Abus de CDD et hausse des frais de scolarité : des arguments douteux

La forte hausse du nombre d’étudiants en école de commerce a entraîné une explosion des frais de scolarité dans une pure logique d’offre et de demande. En seulement 4 ans, les frais de scolarité sont en moyenne 28% plus élevés qu’en 2015. À tel point que le Magazine l’Étudiant, pourtant un partenaire média et évènementiel de toutes ces écoles et un adepte du publireportage, s’interroge dans son édition du 5 janvier 2023 : « jusqu’où les frais de scolarité en écoles de commerce vont-ils s’envoler ? Ainsi, à Rennes Business school on constate une augmentation de 53% de frais d’inscription, passant de 8.967 euros en 2015 à 13.678 euros en 2022.

Le hic ? La plupart de ces écoles sont sous statut association Loi 1901 à but non lucratif !

Pour tenter de justifier ces hausses vertigineuses des frais d’inscription certains directeurs d’école avancent des motifs douteux voire farfelus : ainsi un directeur d’une école y va de son « on a du faire un rattrapage » ;un autre directeur tente de justifier ses hausses par les coûts des accréditations ; un autre par le désengagement des chambres de commerce, sans fournir plus de détails sur le coût réel de gestion de ces écoles.

Un autre directeur d’une école de l’Est de la France avance un autre chiffre invraisemblable de couts de digitalisation à hauteur de 50 millions sur 5 ans. Pourtant, il est de notoriété publique que les programmes en science sociales et humaines n’exigent pas des investissements importants en capital.

Le filon du Bachelor

L’image sélective des écoles de commerce est aussi à présent écornée avec la généralisation des programmes Bachelors, des programmes accessibles sur dossier sans passer par la case concours et classe préparatoires ; l’explosion des effectifs étudiants de ces écoles est en partie liée au succès de ces bachelors. Même la prestigieuse HEC Paris a finalement annoncé en janvier 2023 s’ouvrir à ces bachelors. Pourtant, obtenir le label HEC Paris sur son CV ne sera pas pour autant plus abordable … les frais d’inscription en Bachelor devraient se situer au-dessus de 14.000 euros par an.

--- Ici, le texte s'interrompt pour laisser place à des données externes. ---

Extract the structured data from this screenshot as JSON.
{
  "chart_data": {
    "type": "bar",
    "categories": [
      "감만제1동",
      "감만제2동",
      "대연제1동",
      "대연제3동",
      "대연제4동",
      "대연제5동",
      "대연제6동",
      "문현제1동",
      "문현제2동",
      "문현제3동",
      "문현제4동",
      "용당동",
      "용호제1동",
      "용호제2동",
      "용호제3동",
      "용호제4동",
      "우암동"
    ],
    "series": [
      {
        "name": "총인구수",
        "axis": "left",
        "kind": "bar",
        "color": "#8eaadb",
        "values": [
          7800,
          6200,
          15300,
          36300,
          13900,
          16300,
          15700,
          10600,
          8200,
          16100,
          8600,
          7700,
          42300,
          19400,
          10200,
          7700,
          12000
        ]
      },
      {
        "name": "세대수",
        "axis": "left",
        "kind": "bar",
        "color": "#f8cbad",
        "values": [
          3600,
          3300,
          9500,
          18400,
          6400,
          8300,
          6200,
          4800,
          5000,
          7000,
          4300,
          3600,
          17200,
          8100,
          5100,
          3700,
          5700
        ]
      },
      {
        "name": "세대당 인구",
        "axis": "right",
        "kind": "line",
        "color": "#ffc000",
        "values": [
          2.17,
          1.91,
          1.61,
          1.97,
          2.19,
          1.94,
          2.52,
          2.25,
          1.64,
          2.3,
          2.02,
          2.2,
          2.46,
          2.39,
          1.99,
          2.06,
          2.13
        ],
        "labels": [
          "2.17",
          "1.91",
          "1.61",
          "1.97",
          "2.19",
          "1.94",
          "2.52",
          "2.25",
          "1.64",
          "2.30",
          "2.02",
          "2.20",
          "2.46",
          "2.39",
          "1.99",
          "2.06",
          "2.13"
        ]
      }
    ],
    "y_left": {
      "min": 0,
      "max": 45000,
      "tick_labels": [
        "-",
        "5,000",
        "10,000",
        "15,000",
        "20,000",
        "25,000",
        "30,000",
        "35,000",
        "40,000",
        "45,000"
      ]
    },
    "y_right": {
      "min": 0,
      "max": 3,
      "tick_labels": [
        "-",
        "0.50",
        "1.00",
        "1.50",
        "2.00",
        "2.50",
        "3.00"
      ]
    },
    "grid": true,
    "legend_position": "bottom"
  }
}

Doctorats non accrédites et primes à la publication

Selon le Ministère de l’enseignement supérieur seules deux écoles de commerce sont habilitées à délivrer le titre de doctorat, l’ESCP et HEC Paris. L’absence de cet agrément n’empêche pourtant pas plusieurs business school françaises de proposer voire de commercialiser des doctorats sous l’appellation anglo-saxonne de « PhD ». Si leur statut d’établissement privé indépendant leur donne plus de liberté, le fait que ces établissements peuvent recevoir des subventions ou des fonds publics interroge. Une des différences majeures des business schools françaises avec les business schools anglaises ou américaines est qu’elles ne sont pour la plupart pas rattachées à des universités. Contrairement aux business schools anglo-saxonnes, les écoles de commerce françaises sont pour la plupart historiquement rattachées aux chambres de commerce ou aux instituts d’enseignement catholiques privés. La recherche scientifique n’est donc pas dans leur ADN (à l’exception de quelques écoles telles que HEC Paris, ou l’INSEAD). Peu importe ! Pour pouvoir être accrédité à l’international, plusieurs écoles n’hésitent plus à offrir des primes à la publication scientifique ou recruter à grand frais des chercheurs actifs étrangers, faisant de la publication d’article scientifique une fin en soi, sans pourtant avoir le droit d’accorder de doctorat français ni de créer des laboratoires de recherche. Cette « folie des grandeurs » des écoles de commerce a fini par attirer l’attention des élus. Ainsi dans une question à l’attention de la ministre de l’enseignement supérieur en date du 23/02/2033 le sénateur Yves Détraigne interpelle la Ministre sur l’existence de rapports défavorables de la cour des comptes tandis que la DGCCRF attire son attention sur des « pratiques commerciales trompeuses » dans l’enseignement supérieur privé.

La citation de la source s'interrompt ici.